The idea for an outdoor courtyard theatre was always predicated upon introducing Shakespeare for performance. What else logically would you present outside, under the stars, BUT Shakespeare? Mrs. Lehman had never adapted a Shakespearean play for production, but that seemed all the more reason to try it, especially if the school was going to have a new outdoor theatre to show it in.
Once the construction of an outdoor theatre became a certainty, Mrs. Lehman began planning for the inaugural production. She chose A Midsummer Night’s Dream, perhaps the most beloved of Shakespeare’s plays. Its broad appeal, familiarity, romance and lively plot turns were light-heartedly appropriate for Spring.

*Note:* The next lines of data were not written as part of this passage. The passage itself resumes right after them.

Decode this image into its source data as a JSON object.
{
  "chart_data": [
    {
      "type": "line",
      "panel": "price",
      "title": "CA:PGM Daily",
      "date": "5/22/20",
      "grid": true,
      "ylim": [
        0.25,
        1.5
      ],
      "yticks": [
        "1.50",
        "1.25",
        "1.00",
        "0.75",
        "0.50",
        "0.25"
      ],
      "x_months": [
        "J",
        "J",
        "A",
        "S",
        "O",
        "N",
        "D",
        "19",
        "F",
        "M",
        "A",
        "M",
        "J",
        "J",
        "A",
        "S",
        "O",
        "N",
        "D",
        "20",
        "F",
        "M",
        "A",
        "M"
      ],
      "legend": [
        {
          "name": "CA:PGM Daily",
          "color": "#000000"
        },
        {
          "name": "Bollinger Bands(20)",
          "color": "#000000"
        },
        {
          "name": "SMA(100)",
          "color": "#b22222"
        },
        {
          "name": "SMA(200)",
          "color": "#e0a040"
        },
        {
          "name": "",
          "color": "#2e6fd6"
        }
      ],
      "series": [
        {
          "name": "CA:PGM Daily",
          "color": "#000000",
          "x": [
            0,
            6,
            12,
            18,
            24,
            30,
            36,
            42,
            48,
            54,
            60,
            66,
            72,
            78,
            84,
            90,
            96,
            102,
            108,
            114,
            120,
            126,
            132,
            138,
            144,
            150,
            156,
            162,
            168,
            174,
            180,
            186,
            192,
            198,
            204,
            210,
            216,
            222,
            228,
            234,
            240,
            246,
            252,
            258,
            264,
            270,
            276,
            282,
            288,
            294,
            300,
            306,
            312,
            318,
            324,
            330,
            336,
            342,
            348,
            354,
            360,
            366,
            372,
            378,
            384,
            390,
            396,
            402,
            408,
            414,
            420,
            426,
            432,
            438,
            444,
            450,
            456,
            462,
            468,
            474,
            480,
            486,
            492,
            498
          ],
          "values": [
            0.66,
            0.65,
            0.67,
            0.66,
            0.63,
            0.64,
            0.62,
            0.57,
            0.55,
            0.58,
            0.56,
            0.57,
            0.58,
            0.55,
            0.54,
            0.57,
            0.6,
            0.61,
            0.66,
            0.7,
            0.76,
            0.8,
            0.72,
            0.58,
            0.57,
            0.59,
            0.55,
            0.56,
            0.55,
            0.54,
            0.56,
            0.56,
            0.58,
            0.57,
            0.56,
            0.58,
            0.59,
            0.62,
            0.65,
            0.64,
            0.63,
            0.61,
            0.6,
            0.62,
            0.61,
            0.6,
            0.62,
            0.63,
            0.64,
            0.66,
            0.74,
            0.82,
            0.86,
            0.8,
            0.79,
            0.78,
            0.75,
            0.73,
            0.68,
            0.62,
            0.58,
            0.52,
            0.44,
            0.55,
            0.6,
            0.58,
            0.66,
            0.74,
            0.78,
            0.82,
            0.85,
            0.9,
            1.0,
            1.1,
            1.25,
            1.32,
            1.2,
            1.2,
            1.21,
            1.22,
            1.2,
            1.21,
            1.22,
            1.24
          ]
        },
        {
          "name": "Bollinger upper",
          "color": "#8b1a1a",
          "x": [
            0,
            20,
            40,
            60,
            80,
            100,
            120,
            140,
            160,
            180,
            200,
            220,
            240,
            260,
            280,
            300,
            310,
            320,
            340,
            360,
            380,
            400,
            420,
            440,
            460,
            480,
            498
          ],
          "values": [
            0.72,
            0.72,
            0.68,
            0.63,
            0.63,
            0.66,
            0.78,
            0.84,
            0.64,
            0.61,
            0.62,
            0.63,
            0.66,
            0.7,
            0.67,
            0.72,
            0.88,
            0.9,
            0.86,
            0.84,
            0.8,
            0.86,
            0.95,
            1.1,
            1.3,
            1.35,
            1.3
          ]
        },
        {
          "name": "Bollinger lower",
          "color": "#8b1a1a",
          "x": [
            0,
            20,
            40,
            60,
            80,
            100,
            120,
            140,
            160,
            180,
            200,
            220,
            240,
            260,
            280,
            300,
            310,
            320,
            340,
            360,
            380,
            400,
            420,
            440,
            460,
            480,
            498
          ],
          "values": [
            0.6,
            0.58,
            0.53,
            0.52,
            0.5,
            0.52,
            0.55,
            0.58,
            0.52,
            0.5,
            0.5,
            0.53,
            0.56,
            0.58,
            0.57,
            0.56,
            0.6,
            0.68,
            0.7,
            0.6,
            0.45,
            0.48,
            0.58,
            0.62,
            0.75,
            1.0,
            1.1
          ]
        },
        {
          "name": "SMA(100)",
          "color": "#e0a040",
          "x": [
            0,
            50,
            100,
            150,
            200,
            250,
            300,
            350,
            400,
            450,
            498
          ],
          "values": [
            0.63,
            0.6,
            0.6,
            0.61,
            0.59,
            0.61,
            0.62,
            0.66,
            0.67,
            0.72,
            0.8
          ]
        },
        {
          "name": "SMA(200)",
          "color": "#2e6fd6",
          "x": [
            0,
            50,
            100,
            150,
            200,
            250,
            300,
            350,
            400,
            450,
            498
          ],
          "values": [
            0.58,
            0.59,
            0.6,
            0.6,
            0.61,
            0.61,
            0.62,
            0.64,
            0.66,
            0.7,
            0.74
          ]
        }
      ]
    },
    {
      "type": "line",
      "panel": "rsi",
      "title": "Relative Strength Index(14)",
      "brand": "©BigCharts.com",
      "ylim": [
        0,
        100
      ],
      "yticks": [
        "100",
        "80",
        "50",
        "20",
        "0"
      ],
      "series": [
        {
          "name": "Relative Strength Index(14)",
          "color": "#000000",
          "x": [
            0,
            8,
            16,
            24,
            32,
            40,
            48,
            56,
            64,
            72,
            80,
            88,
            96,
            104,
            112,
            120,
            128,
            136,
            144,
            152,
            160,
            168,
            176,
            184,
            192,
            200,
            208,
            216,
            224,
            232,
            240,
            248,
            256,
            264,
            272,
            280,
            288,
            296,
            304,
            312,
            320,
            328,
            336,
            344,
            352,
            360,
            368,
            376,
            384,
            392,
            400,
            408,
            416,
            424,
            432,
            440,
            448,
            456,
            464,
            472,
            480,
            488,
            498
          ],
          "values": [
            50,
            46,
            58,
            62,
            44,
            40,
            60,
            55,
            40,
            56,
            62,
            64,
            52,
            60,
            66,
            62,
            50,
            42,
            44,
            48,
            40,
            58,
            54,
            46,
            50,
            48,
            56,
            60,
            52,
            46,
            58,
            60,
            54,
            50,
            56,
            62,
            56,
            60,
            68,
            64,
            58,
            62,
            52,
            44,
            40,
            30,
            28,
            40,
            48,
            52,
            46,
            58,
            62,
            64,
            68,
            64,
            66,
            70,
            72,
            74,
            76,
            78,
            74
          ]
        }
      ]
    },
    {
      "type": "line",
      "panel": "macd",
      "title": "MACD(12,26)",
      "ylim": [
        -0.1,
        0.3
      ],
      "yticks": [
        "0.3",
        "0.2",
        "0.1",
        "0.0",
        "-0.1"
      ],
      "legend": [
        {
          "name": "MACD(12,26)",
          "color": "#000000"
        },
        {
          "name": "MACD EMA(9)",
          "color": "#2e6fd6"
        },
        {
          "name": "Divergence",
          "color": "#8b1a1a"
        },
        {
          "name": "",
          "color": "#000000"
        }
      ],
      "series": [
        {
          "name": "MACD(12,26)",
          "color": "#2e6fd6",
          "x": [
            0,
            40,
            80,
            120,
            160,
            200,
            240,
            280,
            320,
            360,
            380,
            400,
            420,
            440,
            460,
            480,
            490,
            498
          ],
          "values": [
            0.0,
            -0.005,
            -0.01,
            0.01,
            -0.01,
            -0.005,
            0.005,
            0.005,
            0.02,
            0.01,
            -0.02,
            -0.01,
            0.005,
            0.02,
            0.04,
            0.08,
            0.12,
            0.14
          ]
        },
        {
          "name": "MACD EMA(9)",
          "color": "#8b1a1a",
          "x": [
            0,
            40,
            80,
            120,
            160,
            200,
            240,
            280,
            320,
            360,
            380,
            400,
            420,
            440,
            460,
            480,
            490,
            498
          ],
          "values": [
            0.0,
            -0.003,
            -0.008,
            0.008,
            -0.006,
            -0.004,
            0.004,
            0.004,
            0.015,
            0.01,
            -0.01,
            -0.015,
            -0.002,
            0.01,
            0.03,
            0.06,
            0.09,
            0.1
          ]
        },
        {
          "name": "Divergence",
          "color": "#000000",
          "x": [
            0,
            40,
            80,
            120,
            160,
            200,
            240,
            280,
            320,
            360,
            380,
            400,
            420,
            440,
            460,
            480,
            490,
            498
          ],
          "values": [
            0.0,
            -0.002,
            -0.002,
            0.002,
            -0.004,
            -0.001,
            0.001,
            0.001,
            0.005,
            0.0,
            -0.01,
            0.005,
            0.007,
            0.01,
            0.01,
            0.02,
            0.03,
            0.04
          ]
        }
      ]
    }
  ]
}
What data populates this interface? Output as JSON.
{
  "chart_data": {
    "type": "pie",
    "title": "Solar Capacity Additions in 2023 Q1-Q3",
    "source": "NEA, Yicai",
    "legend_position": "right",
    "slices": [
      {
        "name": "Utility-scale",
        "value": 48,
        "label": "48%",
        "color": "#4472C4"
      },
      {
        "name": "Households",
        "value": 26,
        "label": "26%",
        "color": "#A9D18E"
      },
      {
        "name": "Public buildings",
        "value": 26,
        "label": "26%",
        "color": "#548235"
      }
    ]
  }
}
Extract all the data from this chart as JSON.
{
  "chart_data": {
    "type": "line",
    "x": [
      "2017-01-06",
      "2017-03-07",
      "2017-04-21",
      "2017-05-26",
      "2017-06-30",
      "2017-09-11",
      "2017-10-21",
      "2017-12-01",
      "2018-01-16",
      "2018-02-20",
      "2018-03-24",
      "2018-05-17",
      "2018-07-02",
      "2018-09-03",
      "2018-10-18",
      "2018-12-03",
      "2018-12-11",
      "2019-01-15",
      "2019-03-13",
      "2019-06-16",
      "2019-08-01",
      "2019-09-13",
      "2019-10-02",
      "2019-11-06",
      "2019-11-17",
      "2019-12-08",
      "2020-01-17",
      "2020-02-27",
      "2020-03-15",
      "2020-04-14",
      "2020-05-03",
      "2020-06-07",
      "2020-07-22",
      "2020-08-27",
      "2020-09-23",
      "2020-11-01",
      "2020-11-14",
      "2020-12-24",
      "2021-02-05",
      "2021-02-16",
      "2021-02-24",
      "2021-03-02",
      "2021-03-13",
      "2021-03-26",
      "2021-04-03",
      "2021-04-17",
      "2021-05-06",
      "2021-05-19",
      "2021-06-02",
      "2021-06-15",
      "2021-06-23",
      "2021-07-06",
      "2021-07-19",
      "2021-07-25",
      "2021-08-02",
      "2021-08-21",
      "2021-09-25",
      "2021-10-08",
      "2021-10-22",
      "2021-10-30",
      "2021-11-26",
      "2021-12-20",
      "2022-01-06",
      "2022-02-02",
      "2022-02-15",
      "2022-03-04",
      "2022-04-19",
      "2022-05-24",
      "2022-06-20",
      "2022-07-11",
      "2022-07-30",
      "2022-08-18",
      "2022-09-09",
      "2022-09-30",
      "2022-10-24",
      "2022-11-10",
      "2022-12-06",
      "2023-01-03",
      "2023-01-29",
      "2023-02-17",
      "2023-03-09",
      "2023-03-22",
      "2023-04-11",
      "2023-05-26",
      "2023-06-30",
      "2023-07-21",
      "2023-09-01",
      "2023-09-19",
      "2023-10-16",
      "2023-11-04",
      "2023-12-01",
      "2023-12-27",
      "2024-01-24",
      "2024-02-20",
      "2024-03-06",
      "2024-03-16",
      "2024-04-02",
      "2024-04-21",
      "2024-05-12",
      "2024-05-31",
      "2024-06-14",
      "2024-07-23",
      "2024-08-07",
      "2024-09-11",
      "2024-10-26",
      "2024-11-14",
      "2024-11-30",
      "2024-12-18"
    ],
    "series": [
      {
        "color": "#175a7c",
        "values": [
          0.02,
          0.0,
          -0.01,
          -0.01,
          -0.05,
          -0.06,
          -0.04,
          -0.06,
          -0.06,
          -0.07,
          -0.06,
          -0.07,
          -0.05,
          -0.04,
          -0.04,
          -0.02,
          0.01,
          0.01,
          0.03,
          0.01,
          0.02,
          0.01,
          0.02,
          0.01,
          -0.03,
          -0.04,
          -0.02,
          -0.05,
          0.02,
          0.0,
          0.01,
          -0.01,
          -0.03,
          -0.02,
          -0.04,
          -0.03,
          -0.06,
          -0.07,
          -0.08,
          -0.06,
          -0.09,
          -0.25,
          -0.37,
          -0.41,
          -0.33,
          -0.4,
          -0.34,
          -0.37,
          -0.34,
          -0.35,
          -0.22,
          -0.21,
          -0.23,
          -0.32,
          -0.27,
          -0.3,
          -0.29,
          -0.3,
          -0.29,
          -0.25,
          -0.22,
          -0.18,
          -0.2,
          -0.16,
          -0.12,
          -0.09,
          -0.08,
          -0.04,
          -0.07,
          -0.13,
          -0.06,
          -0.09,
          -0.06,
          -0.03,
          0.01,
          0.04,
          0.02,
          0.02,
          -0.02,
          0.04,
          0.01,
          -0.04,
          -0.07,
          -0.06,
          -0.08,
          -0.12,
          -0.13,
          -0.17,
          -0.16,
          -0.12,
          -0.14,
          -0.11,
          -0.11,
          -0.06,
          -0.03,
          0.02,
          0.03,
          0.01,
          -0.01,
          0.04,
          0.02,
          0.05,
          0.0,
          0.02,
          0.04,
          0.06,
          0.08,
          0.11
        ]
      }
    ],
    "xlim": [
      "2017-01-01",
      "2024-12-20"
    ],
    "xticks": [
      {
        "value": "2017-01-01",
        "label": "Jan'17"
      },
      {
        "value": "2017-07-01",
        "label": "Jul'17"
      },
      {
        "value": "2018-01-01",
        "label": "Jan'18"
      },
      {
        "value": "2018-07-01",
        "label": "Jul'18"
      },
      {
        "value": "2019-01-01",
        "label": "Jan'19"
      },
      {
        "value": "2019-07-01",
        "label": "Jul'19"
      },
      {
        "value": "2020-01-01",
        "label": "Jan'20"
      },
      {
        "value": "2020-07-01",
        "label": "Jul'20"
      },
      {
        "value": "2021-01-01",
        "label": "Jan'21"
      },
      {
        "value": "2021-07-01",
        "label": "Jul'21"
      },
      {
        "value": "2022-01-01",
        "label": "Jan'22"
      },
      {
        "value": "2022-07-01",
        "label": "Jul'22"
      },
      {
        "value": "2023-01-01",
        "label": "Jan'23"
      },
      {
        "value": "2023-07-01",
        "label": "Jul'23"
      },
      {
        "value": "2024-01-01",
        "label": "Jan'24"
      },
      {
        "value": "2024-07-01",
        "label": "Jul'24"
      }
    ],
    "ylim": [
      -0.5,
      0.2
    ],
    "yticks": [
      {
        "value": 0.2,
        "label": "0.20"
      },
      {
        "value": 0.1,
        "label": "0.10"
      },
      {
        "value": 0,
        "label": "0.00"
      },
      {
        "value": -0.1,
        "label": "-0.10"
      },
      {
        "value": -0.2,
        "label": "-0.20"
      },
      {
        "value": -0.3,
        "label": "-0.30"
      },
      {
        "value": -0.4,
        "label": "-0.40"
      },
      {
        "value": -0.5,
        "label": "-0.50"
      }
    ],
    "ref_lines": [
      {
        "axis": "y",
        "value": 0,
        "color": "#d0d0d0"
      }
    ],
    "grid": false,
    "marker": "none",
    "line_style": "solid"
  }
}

A Midsummer Night’s Dream kicked off a new tradition for Stephen Decatur High School theatre: Shakespeare Under the Stars each May. Each Spring, students could expect to perform in a play by William Shakespeare, on an outdoor stage, weather permitting. Adaptations would be designed to make Shakespeare’s work more accessible to students and to audiences. Some of the traditions of Elizabethan theatre would be retained, such as flying a flag (white for comedy, black for tragedy, red for history) and the announcement of the play by tapping a staff on the stage floor three times and calling out the title before the play began. The earliest productions of Shakespeare in the outdoor theatre featured sumptuous post-show banquets catered by Phil Cropper.
Performance work was always a challenge as the language of Shakespeare’s plays makes them difficult for modern day students to interpret and understand. What was most gratifying to Mrs. Lehman was students expressing that they had never understood Shakespeare until her class, when they were learning to perform it for an audience. Many students even said they specifically signed up for the class so they could perform in a Shakespearean play.
One of the most fun elements for Mrs. Lehman was costuming these productions. While many were period-specific, others were modernized, such as the costumes for Julius Caesar modeled on The Matrix movies. Through the years, many beautiful Elizabethan costumes were acquired and used over and over again.
Through her years at Decatur, the following Shakespearean plays were produced: A Midsummer Night’s Dream, Much Ado About Nothing, All’s Well That Ends Well, The Tempest, The Merchant of Venice, As You Like It, Twelfth Night, The Comedy of Errors, Love’s Labour’s Lost, The Merry Wives of Windsor, The Taming of the Shrew, The Two Gentlemen of Verona, The Winter’s Tale, Julius Caesar, Measure for Measure, and S: Shakespeare’s Sonnets, Songs, and Soliloquies. A Midsummer Night’s Dream was reprised on the 10th Anniversary of the inception of the outdoor theatre and the 20th, which coincided with Mrs. Lehman’s retirement in 2015. It was the final performance she directed with students at Stephen Decatur High School.
Many of these productions were augmented by music which Mr. Rick Chapman, music teacher at Ocean City Elementary School, graciously arranged, taught, and played for the performances. For “S,” he wrote a song celebrating “the Bard,” but also poking a bit of good-natured fun at how reverentially we approach Shakespeare.
Through the years, many students passed through Mrs. Lehman’s theatre program, gracing the stage in productions of Shakespeare. Many gave stand-out performances in what is always difficult material to perform: Alex Lewis as Julius Caesar, Camas Moore as Shylock, Tom Cappelli as Prospero, Jason Hamilton and Travis Hudson as the Two Gentlemen of Verona, AJ Long and Matt Matrona in A Comedy of Errors, Hannah Lewis and Lindsay Britt in All’s Well That Ends Well, Andrea Matrona as Brutus’ wife, Kim Rossi and Clarke Bliss in The Merry Wives of Windsor, and so many more. Seared into audiences’ memories will be Michael Matrona‘s performance as Bottom in Mrs. Lehman’s final show. Michael played both the longest and most hilarious death scene in the history of performances of the “play within a play” in A Midsummer Night’s Dream.
Through the years, Mrs. Lehman’s adaptations grew better and better. They took on a magical quality as they brought some of world literature’s greatest stories to life in the Gladys C. Burbage Courtyard Theatre at Stephen Decatur High School.